Three separate funerals were held for Andrew Sorensen, and Ben attended all of them: one in Columbus, Ohio; a second in Chautauqua, New York, for family and friends; and the largest in Columbia, home to the University of South Carolina, which drew more than 400 people.
These Eagles Will Continue to Fly
Andrew Sorensen’s sudden death was “earth-shattering” for Ben, says Anna. He was single and living alone in a Victoria Park studio apartment, “an apartment that had a yoga mat and peanuts and a stack of books,” Anna says. The peanuts were a gift from Anna.
Yet Sorensen found the time and energy to help his mother move from Ohio to live near him in Fort Lauderdale. Then he helped Anna, his girlfriend of six months who was living in New Orleans, do likewise. He accomplished all of this even as he earned a master’s in military intelligence, studied for his doctorate in ministry and prepared for the Florida bar exam.
It was manic productivity supplanting grief, and it became too much. So, Sorensen decided to abandon the bar, a rare surrender, and make time to feel his loss. A little time, anyway. Then he and Anna leaped right back into the fire.
In 2012, he mounted his first run for office, aiming for a seat in Florida’s House of Representatives. “That was the realization of the biggest dream that he’s ever had,” says Anna, who works with her husband as a Cultural Consultant at Sorensen Consulting after having worked for 11 years as Director of Development at NSU Art Museum Fort Lauderdale. “Nearly everything Ben had tried in his life had gone well. He was smart and nimble and lucky enough to have gotten those opportunities,but we got creamed. It was brutal.”

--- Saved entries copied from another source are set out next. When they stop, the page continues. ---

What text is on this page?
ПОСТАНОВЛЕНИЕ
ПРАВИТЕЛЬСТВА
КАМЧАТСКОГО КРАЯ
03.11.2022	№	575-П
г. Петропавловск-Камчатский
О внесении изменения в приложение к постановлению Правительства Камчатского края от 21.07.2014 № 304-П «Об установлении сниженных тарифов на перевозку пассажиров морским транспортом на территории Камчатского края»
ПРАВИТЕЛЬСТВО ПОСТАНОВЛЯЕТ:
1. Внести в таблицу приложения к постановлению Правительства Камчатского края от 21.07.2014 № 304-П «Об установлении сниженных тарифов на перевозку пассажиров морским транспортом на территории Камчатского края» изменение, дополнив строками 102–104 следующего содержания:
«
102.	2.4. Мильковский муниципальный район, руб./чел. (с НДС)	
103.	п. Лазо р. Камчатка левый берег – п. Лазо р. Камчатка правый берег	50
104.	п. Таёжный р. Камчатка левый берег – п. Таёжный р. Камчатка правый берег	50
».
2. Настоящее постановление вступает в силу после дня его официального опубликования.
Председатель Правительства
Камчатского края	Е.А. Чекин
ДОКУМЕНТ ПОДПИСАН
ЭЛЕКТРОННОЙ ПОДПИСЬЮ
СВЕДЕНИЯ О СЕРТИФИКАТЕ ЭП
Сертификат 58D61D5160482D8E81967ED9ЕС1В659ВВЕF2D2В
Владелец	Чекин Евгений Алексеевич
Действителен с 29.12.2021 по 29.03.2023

Persisting, in 2017, Sorensen ran for a seat on the Fort Lauderdale City Commission. He won—by a slender margin of 55 votes of a total of 7,000 cast. “And he just sobbed and sobbed [with joy and relief],” Anna recounts. “It was just the biggest release because now he could move forward and do things and flex his leadership muscle.” He was re-elected in 2020 and twice has been named vice mayor by his fellow members of the five-member city commission.
As vice mayor, Sorensen has pushed a progressive agenda that includes providing more affordable housing (3,000 new units built or planned in Fort Lauderdale) and requiring city contractors to provide equal benefits for same-sex couples. The city boasts a perfect equality score with the Human Rights Campaign.
Solutions Over Ideology
Sorensen works with business owners and homeowners to reduce late-night noise levels. He has pushed for state legislation that would allow towns to ban smoking on the beach. “Solutions over ideology,” Sorensen declares. “Yup, I like that; that’s me.”

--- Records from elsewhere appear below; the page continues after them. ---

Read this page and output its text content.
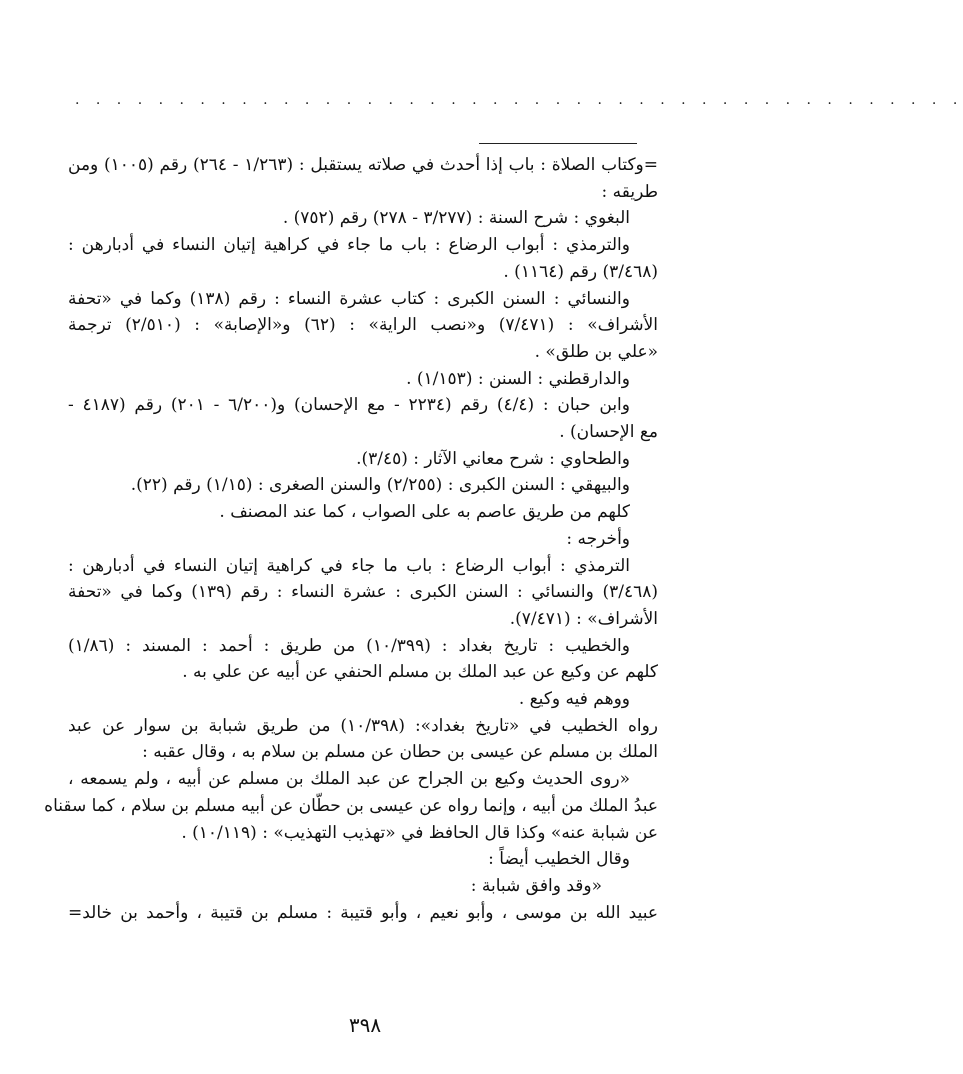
. . . . . . . . . . . . . . . . . . . . . . . . . . . . . . . . . . . . . . . . . . .
=وكتاب الصلاة : باب إذا أحدث في صلاته يستقبل : (١/٢٦٣ - ٢٦٤) رقم (١٠٠٥) ومن
طريقه :
البغوي : شرح السنة : (٣/٢٧٧ - ٢٧٨) رقم (٧٥٢) .
والترمذي : أبواب الرضاع : باب ما جاء في كراهية إتيان النساء في أدبارهن :
(٣/٤٦٨) رقم (١١٦٤) .
والنسائي : السنن الكبرى : كتاب عشرة النساء : رقم (١٣٨) وكما في «تحفة
الأشراف» : (٧/٤٧١) و«نصب الراية» : (٦٢) و«الإصابة» : (٢/٥١٠) ترجمة
«علي بن طلق» .
والدارقطني : السنن : (١/١٥٣) .
وابن حبان : (٤/٤) رقم (٢٢٣٤ - مع الإحسان) و(٦/٢٠٠ - ٢٠١) رقم (٤١٨٧ -
مع الإحسان) .
والطحاوي : شرح معاني الآثار : (٣/٤٥).
والبيهقي : السنن الكبرى : (٢/٢٥٥) والسنن الصغرى : (١/١٥) رقم (٢٢).
كلهم من طريق عاصم به على الصواب ، كما عند المصنف .
وأخرجه :
الترمذي : أبواب الرضاع : باب ما جاء في كراهية إتيان النساء في أدبارهن :
(٣/٤٦٨) والنسائي : السنن الكبرى : عشرة النساء : رقم (١٣٩) وكما في «تحفة
الأشراف» : (٧/٤٧١).
والخطيب : تاريخ بغداد : (١٠/٣٩٩) من طريق : أحمد : المسند : (١/٨٦)
كلهم عن وكيع عن عبد الملك بن مسلم الحنفي عن أبيه عن علي به .
ووهم فيه وكيع .
رواه الخطيب في «تاريخ بغداد»: (١٠/٣٩٨) من طريق شبابة بن سوار عن عبد
الملك بن مسلم عن عيسى بن حطان عن مسلم بن سلام به ، وقال عقبه :
«روى الحديث وكيع بن الجراح عن عبد الملك بن مسلم عن أبيه ، ولم يسمعه ،
عبدُ الملك من أبيه ، وإنما رواه عن عيسى بن حطّان عن أبيه مسلم بن سلام ، كما سقناه
عن شبابة عنه» وكذا قال الحافظ في «تهذيب التهذيب» : (١٠/١١٩) .
وقال الخطيب أيضاً :
«وقد وافق شبابة :
عبيد الله بن موسى ، وأبو نعيم ، وأبو قتيبة : مسلم بن قتيبة ، وأحمد بن خالد=
٣٩٨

He even talked the FAA into altering regular flight patterns from Fort Lauderdale-Hollywood International Airport after a new runway proved to be beyond noisy for nearby neighbors. As a city commissioner, he says, smiling broadly, “I’m a big believer in my job being that of a customer service professional.”
On climate change, Sorensen sheds rhetoric in favor of concrete solutions. He aims to combat rising sea levels by building higher seawalls and storm barriers. He intends to fund Everglades restoration to protect the water table and invest in upgrading wastewater systems. “I believe that to solve a problem, we have to really see it,” he says. “We must talk to the people who are actually experiencing difficulty and hardship.”

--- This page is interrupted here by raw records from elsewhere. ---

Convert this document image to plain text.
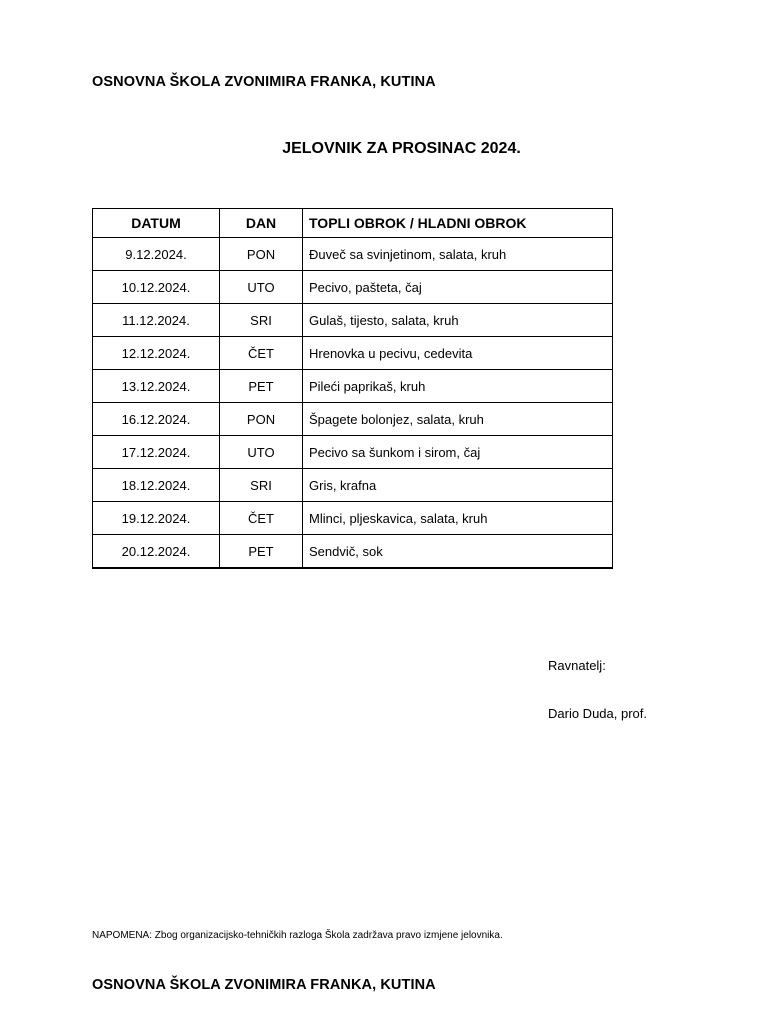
OSNOVNA ŠKOLA ZVONIMIRA FRANKA, KUTINA
JELOVNIK ZA PROSINAC 2024.
DATUM	DAN	TOPLI OBROK / HLADNI OBROK
9.12.2024.	PON	Đuveč sa svinjetinom, salata, kruh
10.12.2024.	UTO	Pecivo, pašteta, čaj
11.12.2024.	SRI	Gulaš, tijesto, salata, kruh
12.12.2024.	ČET	Hrenovka u pecivu, cedevita
13.12.2024.	PET	Pileći paprikaš, kruh
16.12.2024.	PON	Špagete bolonjez, salata, kruh
17.12.2024.	UTO	Pecivo sa šunkom i sirom, čaj
18.12.2024.	SRI	Gris, krafna
19.12.2024.	ČET	Mlinci, pljeskavica, salata, kruh
20.12.2024.	PET	Sendvič, sok
Ravnatelj:
Dario Duda, prof.
NAPOMENA: Zbog organizacijsko-tehničkih razloga Škola zadržava pravo izmjene jelovnika.
OSNOVNA ŠKOLA ZVONIMIRA FRANKA, KUTINA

To make that kind of change, though, takes the courage to take stances constituents may think they’re opposed to. “Courage means telling people some things that they might not want to hear, saying I think we can get there, but it’s going to be really hard; it’s going to take being vulnerable and being open to criticism and being opened up,” Sorensen says. “I think great leaders in the world who have had amazing courage have been willing to be wrong, too—and to be challenged. When we’re challenged and engaged, we often come up with even better ideas.”